Bei der Diskussion um den Klimawandel gewinnt in urbanen Gebieten –
neben dem Klimaschutz – das Thema der Anpassung an den Klimawandel
immer mehr an Bedeutung. Vor allem in Städten nimmt die
Wärmebelastung immer weiter zu, was zum Beispiel messbar ist durch
die Anzahl heißer Tage (Tageshöchsttemperatur ? 30°C) oder
sogenannter Tropennächte (Tiefsttemperatur ? 20°C). In den
Innenstädten macht sich der sogenannte städtische Wärmeinseleffekt
bemerkbar: Durch sehr dichte Bebauung, versiegelte Flächen (also zum
Beispiel asphaltierte Straßen und Plätze), weniger Begrünung und
zusätzlichen anthropogenen Wärmestrom (verursacht beispielsweise
durch Klimaanlagen und Heizungen) kann während Hitzewellen die
Lufttemperatur in größeren Städten um bis zu 10 Kelvin (entspricht 10
°C) höher liegen als im kühleren Umland.

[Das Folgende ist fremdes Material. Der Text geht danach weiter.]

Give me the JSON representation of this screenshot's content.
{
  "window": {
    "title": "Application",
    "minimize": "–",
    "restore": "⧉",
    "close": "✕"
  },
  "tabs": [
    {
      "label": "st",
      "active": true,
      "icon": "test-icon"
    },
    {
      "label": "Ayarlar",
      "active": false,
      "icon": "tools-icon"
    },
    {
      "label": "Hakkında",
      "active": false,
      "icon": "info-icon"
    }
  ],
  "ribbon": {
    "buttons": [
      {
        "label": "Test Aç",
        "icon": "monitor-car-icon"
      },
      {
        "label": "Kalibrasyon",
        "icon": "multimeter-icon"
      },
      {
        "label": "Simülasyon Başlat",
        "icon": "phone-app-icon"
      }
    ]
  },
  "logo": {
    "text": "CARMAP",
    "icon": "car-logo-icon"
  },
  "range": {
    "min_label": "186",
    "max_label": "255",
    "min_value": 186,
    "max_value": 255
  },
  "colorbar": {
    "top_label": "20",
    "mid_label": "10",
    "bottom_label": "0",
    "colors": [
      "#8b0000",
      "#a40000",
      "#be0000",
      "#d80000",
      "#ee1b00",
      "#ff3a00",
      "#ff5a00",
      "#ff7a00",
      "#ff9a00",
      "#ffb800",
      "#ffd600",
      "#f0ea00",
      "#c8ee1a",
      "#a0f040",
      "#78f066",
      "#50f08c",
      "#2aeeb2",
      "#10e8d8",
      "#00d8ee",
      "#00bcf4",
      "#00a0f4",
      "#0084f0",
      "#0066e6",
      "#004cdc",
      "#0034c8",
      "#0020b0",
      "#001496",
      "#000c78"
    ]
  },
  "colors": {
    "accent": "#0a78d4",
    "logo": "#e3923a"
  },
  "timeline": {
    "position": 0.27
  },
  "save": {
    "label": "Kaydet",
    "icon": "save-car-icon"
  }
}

In Berlin wurden sogar schon
Temperaturunterschiede von 12 Kelvin gemessen.

In einem jüngst erschienenen Bericht des Deutschen Wetterdienstes
(siehe: https://t1p.de/1vjn) wird der Frage nachgegangen, wie sich
verschiedene Klimaanpassungsmaßnahmen (z.B. Dachbegrünung und
Entsiegelung zwischen Gebäuden) auf unterschiedliche städtische
Areale thermisch auswirken.

Dafür wurde mit dem mikroskaligen urbanen Klimamodell MUKLIMO_3 die
klimatische Situation in der Region Bonn simuliert und für
ausgewählte dicht bebaute Areale in der Innenstadt sowie etwas
lockerer bebaute Gebiete außerhalb des Zentrums verschiedene
Anpassungsmaßnahmen genauer untersucht.

Das Ergebnis: Wenn nahezu die kompletten Dachflächen in den einzelnen
Untersuchungsbereichen begrünt werden, kann im günstigsten Fall
örtlich eine Abkühlung von bis zu einem Kelvin erfolgen. Insgesamt
ist nur eine geringe thermische Verbesserung für das 2 m-Niveau
(Aufenthaltsbereich der Fußgänger) möglich, weil die Maßnahme im
Dachniveau (ab ca. 10 m Höhe) erfolgt. Allerdings ist zu
berücksichtigen, dass sich diese Maßnahme sehr günstig auf das Innere
der Häuser auswirkt und dort die Temperatur um einige Kelvin gesenkt
werden kann gegenüber Häusern ohne Gründach.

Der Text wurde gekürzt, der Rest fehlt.